Is there any way to get PDO to actually recognise the variables multiple times?

Specifically I want to do:


INSERT INTO table foo = :foo, bar = :bar ON DUPLICATE KEY UPDATE foo = :foo, bar = :bar

It works for inserts, but all the updates fill the record with zeros.


$values = array(':foo' => 'foo', ':bar' => 'bar');

Prefixing values with : makes 0 difference. Output is still:



Array
(
    [0] => Array
        (
            [?] => 0
            [0] => foo
            [1] => bar
            [2] => 0
        )

)

http://us3.php.net/manual/en/pdo.prepare.php

You must include a unique parameter marker for each value you wish to pass in to the statement when you call PDOStatement::execute(). You cannot use a named parameter marker of the same name twice in a prepared statement.
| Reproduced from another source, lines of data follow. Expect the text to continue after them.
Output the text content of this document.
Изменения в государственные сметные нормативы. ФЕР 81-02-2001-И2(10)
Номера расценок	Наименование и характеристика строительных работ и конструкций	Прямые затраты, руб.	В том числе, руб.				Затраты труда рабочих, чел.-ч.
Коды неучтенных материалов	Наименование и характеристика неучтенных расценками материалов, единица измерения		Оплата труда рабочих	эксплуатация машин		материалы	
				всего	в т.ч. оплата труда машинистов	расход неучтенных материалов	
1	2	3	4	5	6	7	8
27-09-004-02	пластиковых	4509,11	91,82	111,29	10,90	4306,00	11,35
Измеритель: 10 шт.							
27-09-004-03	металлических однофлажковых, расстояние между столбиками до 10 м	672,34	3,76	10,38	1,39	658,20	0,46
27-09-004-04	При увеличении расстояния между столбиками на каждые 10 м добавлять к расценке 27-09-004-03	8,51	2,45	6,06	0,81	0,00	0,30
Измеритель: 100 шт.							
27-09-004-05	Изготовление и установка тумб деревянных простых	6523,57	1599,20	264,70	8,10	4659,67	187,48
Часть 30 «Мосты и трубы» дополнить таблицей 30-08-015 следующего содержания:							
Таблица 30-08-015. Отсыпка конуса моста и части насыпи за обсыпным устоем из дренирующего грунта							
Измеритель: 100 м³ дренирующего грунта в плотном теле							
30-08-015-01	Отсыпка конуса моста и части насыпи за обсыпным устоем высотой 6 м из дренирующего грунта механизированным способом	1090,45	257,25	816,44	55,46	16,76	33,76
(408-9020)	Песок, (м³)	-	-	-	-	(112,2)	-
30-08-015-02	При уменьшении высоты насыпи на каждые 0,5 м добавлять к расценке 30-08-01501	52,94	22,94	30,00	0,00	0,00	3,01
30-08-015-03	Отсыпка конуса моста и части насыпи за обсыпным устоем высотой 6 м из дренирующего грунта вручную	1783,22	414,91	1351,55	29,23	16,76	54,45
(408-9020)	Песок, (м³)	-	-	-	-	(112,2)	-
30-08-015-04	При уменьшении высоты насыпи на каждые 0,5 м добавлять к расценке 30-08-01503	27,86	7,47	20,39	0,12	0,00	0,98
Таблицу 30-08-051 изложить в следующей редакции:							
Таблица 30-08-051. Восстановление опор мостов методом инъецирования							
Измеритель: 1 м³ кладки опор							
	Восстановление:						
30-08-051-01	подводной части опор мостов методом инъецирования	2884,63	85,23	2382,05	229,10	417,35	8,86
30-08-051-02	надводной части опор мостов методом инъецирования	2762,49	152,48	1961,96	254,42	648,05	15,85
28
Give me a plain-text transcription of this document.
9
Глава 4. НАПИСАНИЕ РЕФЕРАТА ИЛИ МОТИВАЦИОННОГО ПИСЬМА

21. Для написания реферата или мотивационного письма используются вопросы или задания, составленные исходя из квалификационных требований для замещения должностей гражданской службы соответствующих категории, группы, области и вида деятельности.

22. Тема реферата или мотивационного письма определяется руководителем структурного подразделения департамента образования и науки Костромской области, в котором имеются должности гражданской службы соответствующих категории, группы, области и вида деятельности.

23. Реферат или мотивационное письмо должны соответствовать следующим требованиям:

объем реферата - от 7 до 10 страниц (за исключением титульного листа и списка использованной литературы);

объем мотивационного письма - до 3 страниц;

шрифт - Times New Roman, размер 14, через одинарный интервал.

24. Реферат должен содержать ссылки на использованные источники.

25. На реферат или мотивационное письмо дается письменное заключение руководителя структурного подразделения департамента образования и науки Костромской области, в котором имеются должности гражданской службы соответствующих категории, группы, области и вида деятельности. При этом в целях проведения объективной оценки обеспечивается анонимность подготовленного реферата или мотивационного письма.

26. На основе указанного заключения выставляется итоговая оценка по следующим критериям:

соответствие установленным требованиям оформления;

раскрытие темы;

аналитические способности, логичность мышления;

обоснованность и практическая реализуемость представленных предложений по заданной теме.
well that just sucks, what’s the point in using a named parameter then?

It has to do with the fact the PDO has to convert named parameters to the “?” question marks for MySQL. MySQL doesn’t understand named parameters.

Just wait until you want to pass an array to a WHERE id IN ( :ids) statement. Can’t be done cleanly.

I think the named parameters stuff is more of a SQL Prepared statement limit as opposed to a php restriction. Might be wrong.

It’s actually fairly easy to do a bit of processing on your sql statement and implement the functionality you want. I always wrap the PDO object just so I can tweak this stuff.

Yes that’s what I’ve resorted to doing… why can’t PDO do this internally though? Makes no sense that it doesn’t.